Dans son nouveau livre, la systématicienne catholique Julia Enxing esquisse une doctrine de la création pour le 21e siècle. Elle poursuit ainsi deux objectifs : Eclairer la foi chrétienne sur la compréhension que l'être humain a de lui-même en tant que couronne de la création – compréhension lourde de conséquences et identifiée comme erronée par l'autrice – et faire valoir la foi chrétienne comme ressource contre la catastrophe écologique.

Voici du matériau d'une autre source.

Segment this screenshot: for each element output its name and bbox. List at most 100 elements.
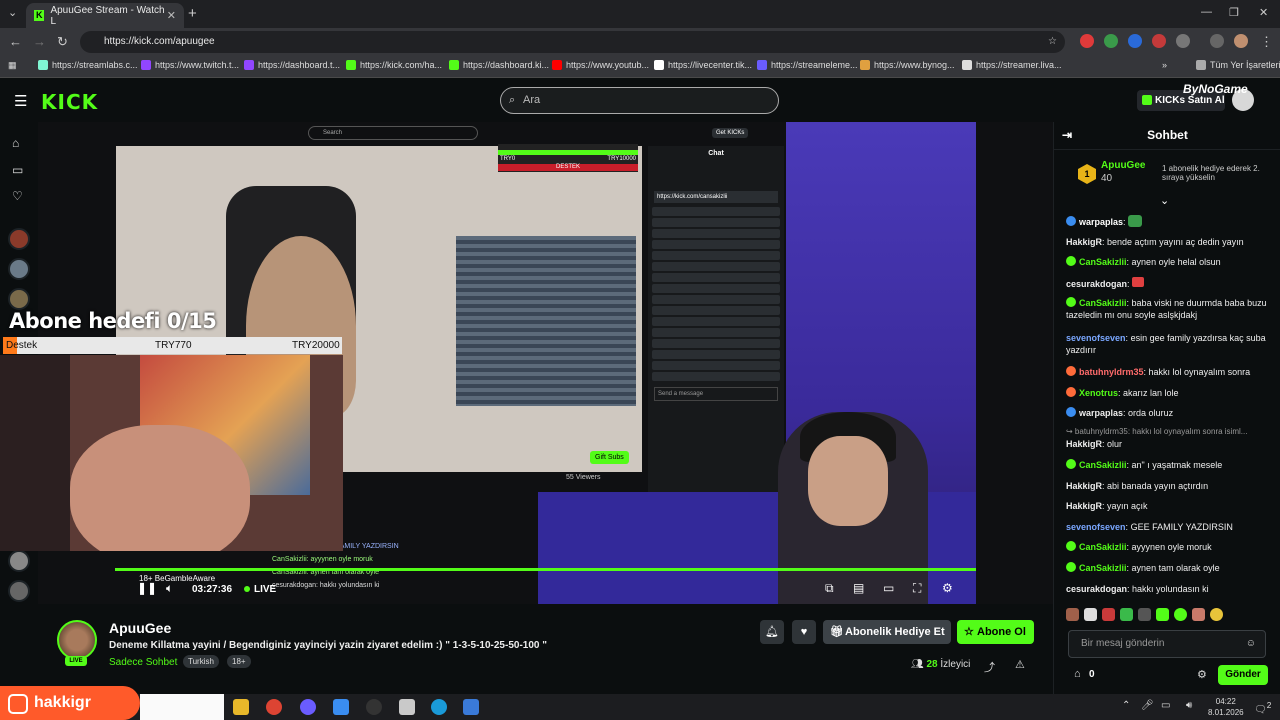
file-explorer-icon[interactable] <box>233 699 249 715</box>
bookmark-item[interactable]: https://dashboard.ki... <box>449 60 549 70</box>
inner-send-input: Send a message <box>654 387 778 401</box>
collapse-chat-icon[interactable]: ⇥ <box>1062 122 1072 148</box>
followed-channel-avatar[interactable] <box>8 550 30 572</box>
share-icon[interactable]: ⤴ <box>984 659 995 675</box>
theater-mode-icon[interactable]: ▭ <box>883 581 894 595</box>
bookmark-star-icon[interactable]: ☆ <box>1048 31 1057 53</box>
subscribe-button[interactable]: ☆ Abone Ol <box>957 620 1034 644</box>
extension-icon[interactable] <box>1080 34 1094 48</box>
hamburger-menu-icon[interactable]: ☰ <box>14 92 27 110</box>
bookmark-item[interactable]: https://www.youtub... <box>552 60 649 70</box>
chat-reply-context: ↪ batuhnyldrm35: hakkı lol oynayalım son… <box>1066 427 1248 436</box>
minimize-icon[interactable]: — <box>1201 6 1212 18</box>
tab-list-icon[interactable]: ⌄ <box>8 6 17 19</box>
discord-icon[interactable] <box>300 699 316 715</box>
tag-age[interactable]: 18+ <box>227 655 251 668</box>
speaker-icon[interactable]: 🔊︎ <box>1186 700 1192 711</box>
bookmarks-bar: ▦ https://streamlabs.c... https://www.tw… <box>0 56 1280 78</box>
copilot-icon[interactable] <box>333 699 349 715</box>
bookmark-item[interactable]: https://www.bynog... <box>860 60 955 70</box>
playback-progress-bar[interactable] <box>115 568 976 571</box>
emote-icon[interactable] <box>1120 608 1133 621</box>
emote-icon[interactable] <box>1138 608 1151 621</box>
live-indicator[interactable]: LIVE <box>244 584 276 595</box>
emote-icon[interactable] <box>1102 608 1115 621</box>
bookmark-item[interactable]: https://streamlabs.c... <box>38 60 138 70</box>
network-icon[interactable]: ▭ <box>1161 700 1170 711</box>
notification-center-icon[interactable]: 🗨︎2 <box>1254 700 1271 715</box>
emoji-picker-icon[interactable]: ☺ <box>1246 631 1256 657</box>
emote-icon[interactable] <box>1174 608 1187 621</box>
settings-gear-icon[interactable]: ⚙ <box>942 581 953 595</box>
tray-chevron-icon[interactable]: ⌃ <box>1122 700 1130 711</box>
new-tab-button[interactable]: + <box>188 5 197 22</box>
reading-list-icon[interactable] <box>1210 34 1224 48</box>
followed-channel-avatar[interactable] <box>8 228 30 250</box>
clip-icon[interactable]: ▤ <box>853 581 864 595</box>
streamer-name[interactable]: ApuuGee <box>109 620 171 636</box>
reload-icon[interactable]: ↻ <box>57 34 68 50</box>
chrome-icon[interactable] <box>266 699 282 715</box>
bookmark-item[interactable]: https://streamer.liva... <box>962 60 1062 70</box>
app-icon[interactable] <box>399 699 415 715</box>
extension-icon[interactable] <box>1104 34 1118 48</box>
menu-kebab-icon[interactable]: ⋮ <box>1260 34 1273 50</box>
extensions-puzzle-icon[interactable] <box>1176 34 1190 48</box>
back-icon[interactable]: ← <box>9 34 22 49</box>
expand-chevron-icon[interactable]: ⌄ <box>1160 194 1169 207</box>
report-warning-icon[interactable]: ⚠ <box>1015 658 1025 671</box>
obs-icon[interactable] <box>366 699 382 715</box>
bookmark-item[interactable]: https://livecenter.tik... <box>654 60 752 70</box>
bynogame-overlay-logo: ByNoGame <box>1183 82 1248 96</box>
search-input[interactable]: ⌕ Ara <box>500 87 779 114</box>
emote-icon[interactable] <box>1192 608 1205 621</box>
emote-icon[interactable] <box>1066 608 1079 621</box>
microphone-icon[interactable]: 🎤︎ <box>1141 700 1154 711</box>
kick-logo[interactable]: KICK <box>41 90 98 114</box>
home-icon[interactable]: ⌂ <box>12 136 19 150</box>
bookmark-item[interactable]: https://dashboard.t... <box>244 60 340 70</box>
maximize-icon[interactable]: ❐ <box>1229 6 1239 19</box>
followed-channel-avatar[interactable] <box>8 580 30 602</box>
taskbar-search-box[interactable] <box>140 694 224 720</box>
more-bookmarks-chevron-icon[interactable]: » <box>1162 60 1167 70</box>
app-icon[interactable] <box>463 699 479 715</box>
followed-channel-avatar[interactable] <box>8 288 30 310</box>
apps-grid-icon[interactable]: ▦ <box>8 60 17 71</box>
bookmark-item[interactable]: https://www.twitch.t... <box>141 60 239 70</box>
notification-bell-button[interactable]: 🔔︎ <box>760 620 784 644</box>
leader-name[interactable]: ApuuGee <box>1101 160 1145 171</box>
url-field[interactable]: https://kick.com/apuugee ☆ <box>80 31 1065 53</box>
volume-icon[interactable]: 🔈︎ <box>166 581 173 596</box>
following-heart-icon[interactable]: ♡ <box>12 189 23 203</box>
extension-icon[interactable] <box>1152 34 1166 48</box>
streamer-avatar[interactable] <box>57 620 97 660</box>
chat-message-input[interactable]: Bir mesaj gönderin ☺ <box>1068 630 1266 658</box>
pause-icon[interactable]: ❚❚ <box>137 581 157 595</box>
gift-subscription-button[interactable]: 🎁︎ Abonelik Hediye Et <box>823 620 951 644</box>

Le livre est divisé en cinq essais d'une trentaine de pages. Une première partie relit la doctrine biblique de la création. Après avoir traité brièvement des questions introductives et rédactionnelles, Enxing se penche dans ce chapitre sur la définition biblique de la relation entre la créature et la création, l'homme et son environnement. Ce faisant, elle ne se contente pas d'observations exégétiques, mais elle insère régulièrement dans son analyse des interpellations :

Lorsqu'un lion, qui doit manger une gazelle pour survivre, et dont l'organisme et l'habitat ne permettent pas d'autres options alimentaires, la mange réellement, c'est une chose. C'est autre chose lorsque nous, qui vivons en Allemagne, composons chaque jour notre menu à partir d'une offre débordante (indépendante de la région et de la saison) devant des rayons de supermarché débordants. (...) Peut-on vraiment se permettre, d'un point de vue moral, de renvoyer au lion ?

Enxing, 44.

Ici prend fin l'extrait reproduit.